According to an article published online first in The Lancet Neurology, researchers now discovered that patients with an acute ischemic lesion detected with diffusion-weighted imaging (DWI) but not with fluid-attenuated inversion recovery (FLAIR) imaging are likely to be within the 4 ½ h time-window for which thrombolysis is safe and effective.

During a small study researchers observed that lesions visible on DWI but not yet on FLAIR imaging indicate that the stroke has occurred during the 4 ½ hour ‘safety-window’ and therefore enables thrombolysis treatment. Götz Thomalla from the Universitätsklinikum (University Medical Center) in Hamburg-Eppendorf, Hamburg, Germany and his team decided to extend this study and retrospectively evaluated FLAIR and DWI scans from 543 patients with an average age of 66 years that were taken within 12 hours of ischemic stroke symptom onset.

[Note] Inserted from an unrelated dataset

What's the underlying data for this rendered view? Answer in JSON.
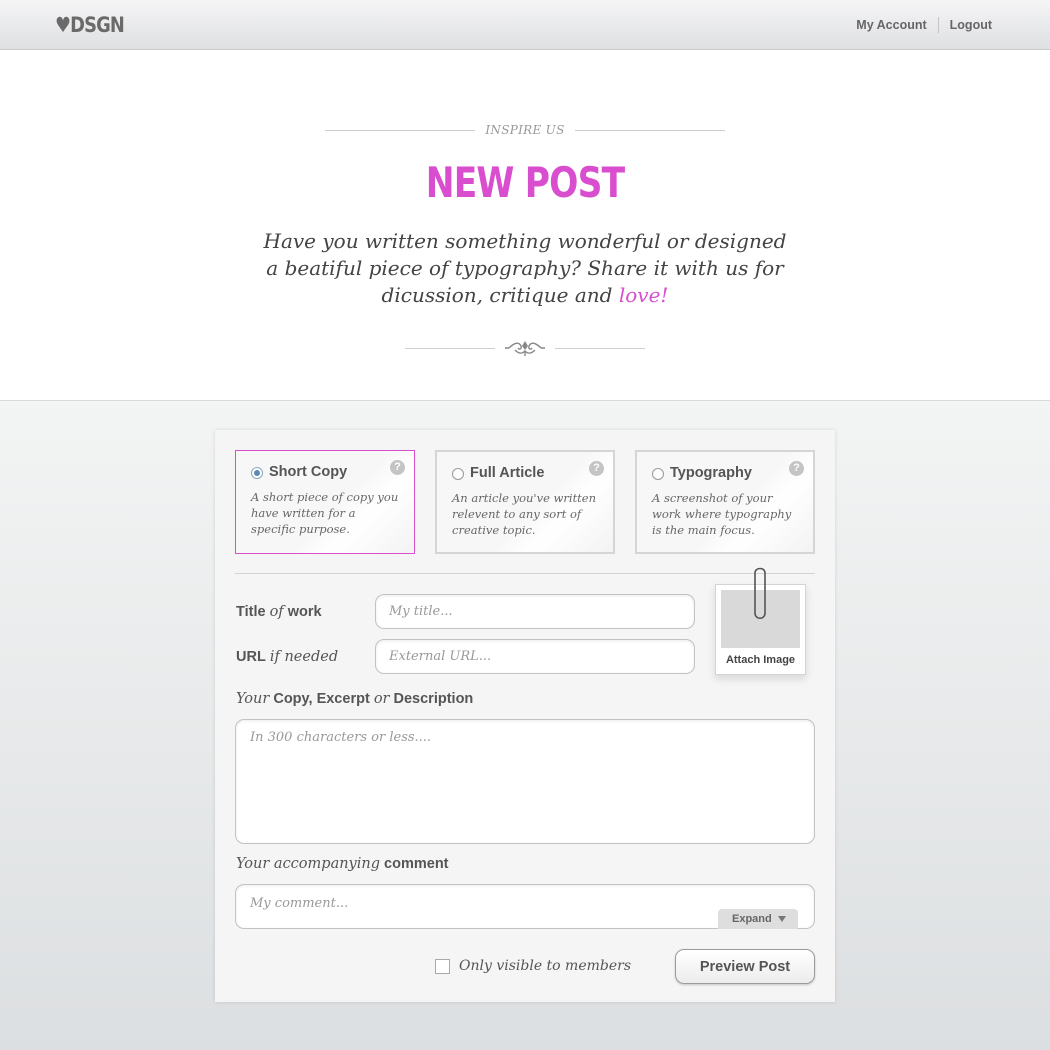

They discovered that DWI revealed acute ischemic lesions in 95% (516) patients compared with FLAIR, which showed 50% (271) respectively.

Based on DWI-FLAIR mismatch, 78% of patients within the 4-½ hour window of symptom onset were identified with high specificity and 83% with a positive predictive value, while sensitivity and negative predictive values were lower with 62% and 54% respectively. The positive predictive value was even higher with 87% in the subgroup of patients that had suffered from a middle cerebral artery stroke and a relevant neurological deficit, the typical target population for thrombolysis.

“The clinical use of DWI-FLAIR mismatch as a surrogate marker of lesion age could enable the extension of thrombolysis to a new population of patients who are likely to benefit from recanalization treatment…Intravenous thrombolysis is effective and is recommended up to 4 ½ hours after symptom onset. Furthermore, combined analyses of acute stroke thrombolysis trials suggest a beneficial effect or at least no net harm from thrombolysis up to 6 h after symptom onset,” write the authors, saying that the next step will be “to test DWI-FLAIR mismatch in a randomized controlled trial of thrombolysis in patients with unknown time of symptom onset.”

Michael D Hill and Richard Frayne at the University of Calgary, Canada write in a comment:

“The key features of interest in this study are the use and validation of imaging as a biomarker, the simplicity of the use of FLAIR-DWI mismatch, and the obvious implication for planned large trials of thrombolysis in patients with stroke on awakening. This study sets the stage for optimization and validation of the FLAIR-DWI mismatch biomarker. Validation would allow this biomarker to be used as a participant selection method for randomized trials of thrombolytic stroke therapy in patients with stroke on awakening or with unwitnessed stroke onset. Such trials are on the drawing board and it will be these kinds of imaging biomarkers – which are simple, practical, and easily implementable at many sites – that will allow relevant candidates to be selected for enrolment in these trials.”